With the flock we have a routine. I let them sleep until late, usually 11am. Then they will start making some tentative noises to check if I'm around. At that point I will say "Yeah Yeah Yeah ok, coming", and they explode in yells, whistles, barks depending on the individual preferences... and this goes on while I uncover them, hoover the room and put breakfast on the table, so to speak.
Loads of walking up and down the cages. I open the cages and they just jump out and fly for about 10 minutes... That's time for me to sit with my tea and a millet spray branch, so they all hover around me and I am basically covered in birds for a while. In that situation I might be able to touch the wild ones too. Heaven


----------



## TJSueBee (Mar 19, 2013)

It's fun reading the different greetings. Our TJ starts screeching as soon as the garage door opens. When he sees us - he'll whistle and run from perch to perch in excitement. Then he has snuggle time.


----------



## CountryGirlUK (Aug 8, 2013)

When I was young I had a cockatiel who would go upside down on the roof of his cage. I tried to get him to say "G'day, mate" at the same time but it didn't happen.


----------



## stevechurch2222 (Sep 25, 2011)

Our cockatiels start chirping when we get home.


----------



## vampiric_conure (Jul 8, 2012)

I usually get cockatiel contact calls. A very loud "CHIRP' comes from either Mindwipe or Redshift, followed by Archie (conure's) squeaky door hinge call. Sometimes Mindwipe will do what I call the 'lemmie out lemmie out' dance, where she paces along the length of the perch by the door until she's let out. When she does that it usually means she's bored to tears and wants something to do.


----------



## mgs5manj (Jun 25, 2013)

My bird quietly peeps.


----------



## EntwinedSpoon (Jun 12, 2013)

Nod screams. LOUD. Over and over again until I let him out. He's a little spoiled ^_^;


----------



## minifish (Feb 4, 2013)

Nice to read all the different greetings. With Bluey it's noise as soon as garage door opens till he's let out the cage lol, also does the let me out the cage dance, up and down up and down the perch, funny little chap!


----------



## Keeta (Jan 5, 2013)

Loud screams, followed by the upside down, wings out position.


----------



## karendh (Mar 25, 2013)

Birdie has a very unique light chirp when she says hello.
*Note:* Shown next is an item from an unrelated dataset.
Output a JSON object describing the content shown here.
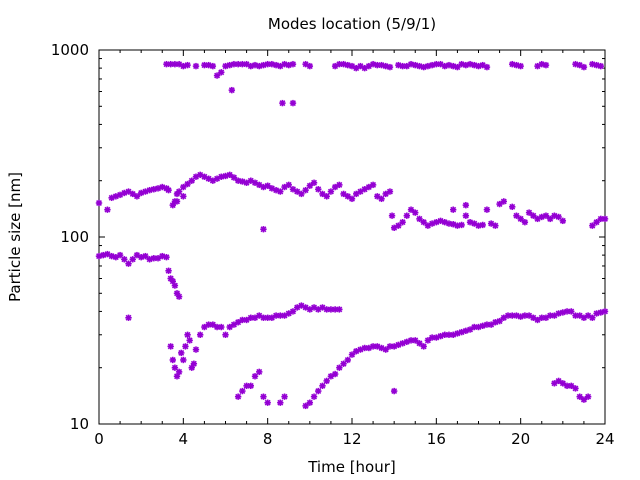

I have been in the UK for twelve days and my friend has been looking after Birdie. Ann comes in three or four times a day to feed and play with her and she keeps to the same routine as me. When I arrived back last night at 20.30 she kept up her hello chirp for about three minutes, bobbing her head as she does, then climbed onto her bedtime platform at which time, I put her into her own room and boy, was she glad to see me this morning.


----------



## Vickitiel (Oct 10, 2012)

Coco greets me first thing in the morning by trying to get out of her cage! I feel so guilty when I'm in a rush to go somewhere and can't let her out beforehand, but I'd imagine she isn't so desperate to get out when I'm not in sight.
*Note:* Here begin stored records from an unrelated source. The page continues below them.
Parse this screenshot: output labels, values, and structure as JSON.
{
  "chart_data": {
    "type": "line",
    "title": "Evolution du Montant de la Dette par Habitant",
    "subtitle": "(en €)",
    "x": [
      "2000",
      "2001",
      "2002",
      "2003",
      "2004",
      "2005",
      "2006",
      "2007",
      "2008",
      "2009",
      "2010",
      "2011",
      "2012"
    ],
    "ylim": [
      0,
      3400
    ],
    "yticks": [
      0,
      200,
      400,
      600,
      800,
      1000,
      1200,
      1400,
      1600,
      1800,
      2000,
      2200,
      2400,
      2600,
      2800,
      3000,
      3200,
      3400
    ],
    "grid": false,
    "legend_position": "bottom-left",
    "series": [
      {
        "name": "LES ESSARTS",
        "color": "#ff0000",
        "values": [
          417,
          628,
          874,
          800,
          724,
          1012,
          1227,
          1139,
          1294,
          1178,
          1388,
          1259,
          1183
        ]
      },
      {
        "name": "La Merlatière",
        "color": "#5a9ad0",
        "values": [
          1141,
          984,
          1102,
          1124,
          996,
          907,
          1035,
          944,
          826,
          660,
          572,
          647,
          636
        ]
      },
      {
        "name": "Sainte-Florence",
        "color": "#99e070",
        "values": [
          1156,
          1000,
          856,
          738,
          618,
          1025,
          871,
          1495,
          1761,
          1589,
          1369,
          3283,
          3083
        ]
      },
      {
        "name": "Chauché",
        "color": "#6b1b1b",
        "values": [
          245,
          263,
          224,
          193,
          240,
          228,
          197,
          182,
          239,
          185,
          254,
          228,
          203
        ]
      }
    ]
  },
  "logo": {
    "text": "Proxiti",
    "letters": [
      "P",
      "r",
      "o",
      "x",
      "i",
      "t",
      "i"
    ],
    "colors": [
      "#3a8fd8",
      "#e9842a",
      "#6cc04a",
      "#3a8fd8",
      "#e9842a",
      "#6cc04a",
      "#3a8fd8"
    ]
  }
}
Henry and Honey greet me with blank stares haha, or little peeps. Henry almost always has something to say, too.


----------



## Gingershine12 (Jul 1, 2013)

Chica shrieks happily.
The only sound she can make is shrieking but she has lots of different versions of the same sound (happy shriek, angry shriek, excited shriek, "I'm here" shriek, etc.)


----------



## annabelcc (Jun 4, 2013)

Piper cheeps incessantly until I let her out if she can see me. 
If I've been out during the day, when she hears my car alarm boop I can hear her flock calling to let her out. My flatmates say she only does it when I'm about to walk in the door haha, if they don't hear my car boop, they know I'm home because of Piper.
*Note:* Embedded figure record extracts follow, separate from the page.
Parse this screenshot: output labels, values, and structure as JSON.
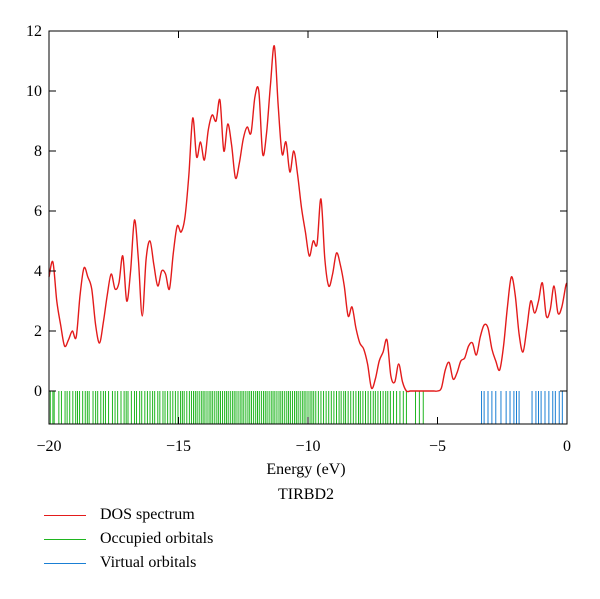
{
  "chart_data": {
    "type": "line",
    "xlabel": "Energy (eV)",
    "subtitle": "TIRBD2",
    "xlim": [
      -20,
      0
    ],
    "ylim": [
      -1.1,
      12
    ],
    "x_ticks": [
      -20,
      -15,
      -10,
      -5,
      0
    ],
    "x_tick_labels": [
      "−20",
      "−15",
      "−10",
      "−5",
      "0"
    ],
    "y_ticks": [
      0,
      2,
      4,
      6,
      8,
      10,
      12
    ],
    "y_tick_labels": [
      "0",
      "2",
      "4",
      "6",
      "8",
      "10",
      "12"
    ],
    "grid": false,
    "legend_position": "below",
    "series": [
      {
        "name": "DOS spectrum",
        "color": "#e31b1b",
        "x": [
          -20.0,
          -19.85,
          -19.7,
          -19.55,
          -19.4,
          -19.25,
          -19.1,
          -18.95,
          -18.8,
          -18.65,
          -18.5,
          -18.35,
          -18.2,
          -18.05,
          -17.9,
          -17.75,
          -17.6,
          -17.45,
          -17.3,
          -17.15,
          -17.0,
          -16.85,
          -16.7,
          -16.55,
          -16.4,
          -16.25,
          -16.1,
          -15.95,
          -15.8,
          -15.65,
          -15.5,
          -15.35,
          -15.2,
          -15.05,
          -14.9,
          -14.75,
          -14.6,
          -14.45,
          -14.3,
          -14.15,
          -14.0,
          -13.85,
          -13.7,
          -13.55,
          -13.4,
          -13.25,
          -13.1,
          -12.95,
          -12.8,
          -12.65,
          -12.5,
          -12.35,
          -12.2,
          -12.05,
          -11.9,
          -11.75,
          -11.6,
          -11.45,
          -11.3,
          -11.15,
          -11.0,
          -10.85,
          -10.7,
          -10.55,
          -10.4,
          -10.25,
          -10.1,
          -9.95,
          -9.8,
          -9.65,
          -9.5,
          -9.35,
          -9.2,
          -9.05,
          -8.9,
          -8.75,
          -8.6,
          -8.45,
          -8.3,
          -8.15,
          -8.0,
          -7.85,
          -7.7,
          -7.55,
          -7.4,
          -7.25,
          -7.1,
          -6.95,
          -6.8,
          -6.65,
          -6.5,
          -6.35,
          -6.2,
          -6.05,
          -5.9,
          -5.75,
          -5.6,
          -5.45,
          -5.3,
          -5.15,
          -5.0,
          -4.85,
          -4.7,
          -4.55,
          -4.4,
          -4.25,
          -4.1,
          -3.95,
          -3.8,
          -3.65,
          -3.5,
          -3.35,
          -3.2,
          -3.05,
          -2.9,
          -2.75,
          -2.6,
          -2.45,
          -2.3,
          -2.15,
          -2.0,
          -1.85,
          -1.7,
          -1.55,
          -1.4,
          -1.25,
          -1.1,
          -0.95,
          -0.8,
          -0.65,
          -0.5,
          -0.35,
          -0.2,
          -0.05,
          0.0
        ],
        "y": [
          3.8,
          4.3,
          3.0,
          2.2,
          1.5,
          1.7,
          2.0,
          1.8,
          3.2,
          4.1,
          3.8,
          3.4,
          2.2,
          1.6,
          2.3,
          3.2,
          3.9,
          3.4,
          3.6,
          4.5,
          3.0,
          4.0,
          5.7,
          4.4,
          2.5,
          4.4,
          5.0,
          4.2,
          3.5,
          4.0,
          3.9,
          3.4,
          4.6,
          5.5,
          5.3,
          5.8,
          7.2,
          9.1,
          7.8,
          8.3,
          7.7,
          8.7,
          9.2,
          9.0,
          9.7,
          8.0,
          8.9,
          8.2,
          7.1,
          7.6,
          8.4,
          8.8,
          8.6,
          9.8,
          10.0,
          7.9,
          8.6,
          10.2,
          11.5,
          9.5,
          7.9,
          8.3,
          7.3,
          8.0,
          7.2,
          6.1,
          5.3,
          4.5,
          5.0,
          4.9,
          6.4,
          4.4,
          3.5,
          3.9,
          4.6,
          4.2,
          3.5,
          2.5,
          2.8,
          2.1,
          1.6,
          1.4,
          0.9,
          0.1,
          0.4,
          1.0,
          1.3,
          1.7,
          0.5,
          0.3,
          0.9,
          0.3,
          0.0,
          0.0,
          0.0,
          0.0,
          0.0,
          0.0,
          0.0,
          0.0,
          0.0,
          0.1,
          0.7,
          0.95,
          0.4,
          0.6,
          1.0,
          1.1,
          1.5,
          1.6,
          1.2,
          1.8,
          2.2,
          2.1,
          1.4,
          1.0,
          0.7,
          1.5,
          2.8,
          3.8,
          3.2,
          1.9,
          1.3,
          2.1,
          3.0,
          2.6,
          3.0,
          3.6,
          2.5,
          2.7,
          3.5,
          2.6,
          2.8,
          3.5,
          3.6
        ]
      },
      {
        "name": "Occupied orbitals",
        "color": "#1fb51f",
        "x": [
          -19.95,
          -19.85,
          -19.8,
          -19.62,
          -19.52,
          -19.38,
          -19.3,
          -19.2,
          -19.08,
          -18.97,
          -18.9,
          -18.82,
          -18.7,
          -18.6,
          -18.52,
          -18.45,
          -18.3,
          -18.2,
          -18.12,
          -18.0,
          -17.9,
          -17.82,
          -17.7,
          -17.55,
          -17.45,
          -17.35,
          -17.22,
          -17.1,
          -17.02,
          -16.95,
          -16.82,
          -16.7,
          -16.62,
          -16.5,
          -16.42,
          -16.3,
          -16.2,
          -16.1,
          -16.0,
          -15.92,
          -15.8,
          -15.72,
          -15.6,
          -15.52,
          -15.42,
          -15.32,
          -15.22,
          -15.12,
          -15.02,
          -14.92,
          -14.85,
          -14.78,
          -14.68,
          -14.58,
          -14.5,
          -14.42,
          -14.35,
          -14.28,
          -14.2,
          -14.12,
          -14.05,
          -13.98,
          -13.9,
          -13.82,
          -13.75,
          -13.68,
          -13.6,
          -13.52,
          -13.45,
          -13.38,
          -13.3,
          -13.22,
          -13.15,
          -13.08,
          -13.0,
          -12.92,
          -12.85,
          -12.78,
          -12.7,
          -12.62,
          -12.55,
          -12.48,
          -12.4,
          -12.32,
          -12.25,
          -12.18,
          -12.1,
          -12.02,
          -11.95,
          -11.88,
          -11.8,
          -11.72,
          -11.65,
          -11.58,
          -11.5,
          -11.42,
          -11.35,
          -11.28,
          -11.2,
          -11.12,
          -11.05,
          -10.98,
          -10.9,
          -10.82,
          -10.75,
          -10.68,
          -10.6,
          -10.52,
          -10.45,
          -10.38,
          -10.3,
          -10.22,
          -10.15,
          -10.08,
          -10.0,
          -9.92,
          -9.85,
          -9.78,
          -9.7,
          -9.6,
          -9.5,
          -9.4,
          -9.3,
          -9.2,
          -9.1,
          -9.0,
          -8.9,
          -8.8,
          -8.72,
          -8.62,
          -8.55,
          -8.45,
          -8.35,
          -8.25,
          -8.15,
          -8.05,
          -7.98,
          -7.88,
          -7.78,
          -7.68,
          -7.58,
          -7.48,
          -7.4,
          -7.3,
          -7.2,
          -7.1,
          -7.0,
          -6.92,
          -6.82,
          -6.7,
          -6.58,
          -6.45,
          -6.32,
          -6.2,
          -5.85,
          -5.7,
          -5.55
        ],
        "height": [
          0,
          -1.1
        ]
      },
      {
        "name": "Virtual orbitals",
        "color": "#1a7fd4",
        "x": [
          -3.3,
          -3.2,
          -3.05,
          -2.9,
          -2.75,
          -2.55,
          -2.35,
          -2.2,
          -2.05,
          -1.95,
          -1.85,
          -1.35,
          -1.2,
          -1.1,
          -1.0,
          -0.85,
          -0.7,
          -0.55,
          -0.45,
          -0.3,
          -0.18
        ],
        "height": [
          0,
          -1.1
        ]
      }
    ]
  }
}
I can't wait until her new cage arrives - her current one is a bit on the small side and I know she gets angsty.


----------



## Vickitiel (Oct 10, 2012)

All these are so cute to read! :blush:



annabelcc said:


> I can't wait until her new cage arrives - her current one is a bit on the small side and I know she gets angsty.


Ooh, what does your new cage look like?


----------



## OwO (11 mo ago)

Chika screams when he hears me coming and when I come into the room he goes CRAZY! He starts chirping our “special chirp”, which his his imitation of my imitation of his chirp. He only does it for me  
He leans toward me when I get close to his cage and raises his foot. That’s basically him saying, “Pick me up NOW!!” And he starts running around his cage like crazy, chirping and chattering to get my attention. When I open the cage door he always trips over something in his hurry to get to the cage door lol.

Then he’d fly to my hand and become a big show off. Singing with heartwings, you know the deal. Then he’ll fly a few laps around the house and land on somebody’s head every now and then.

I love him.


----------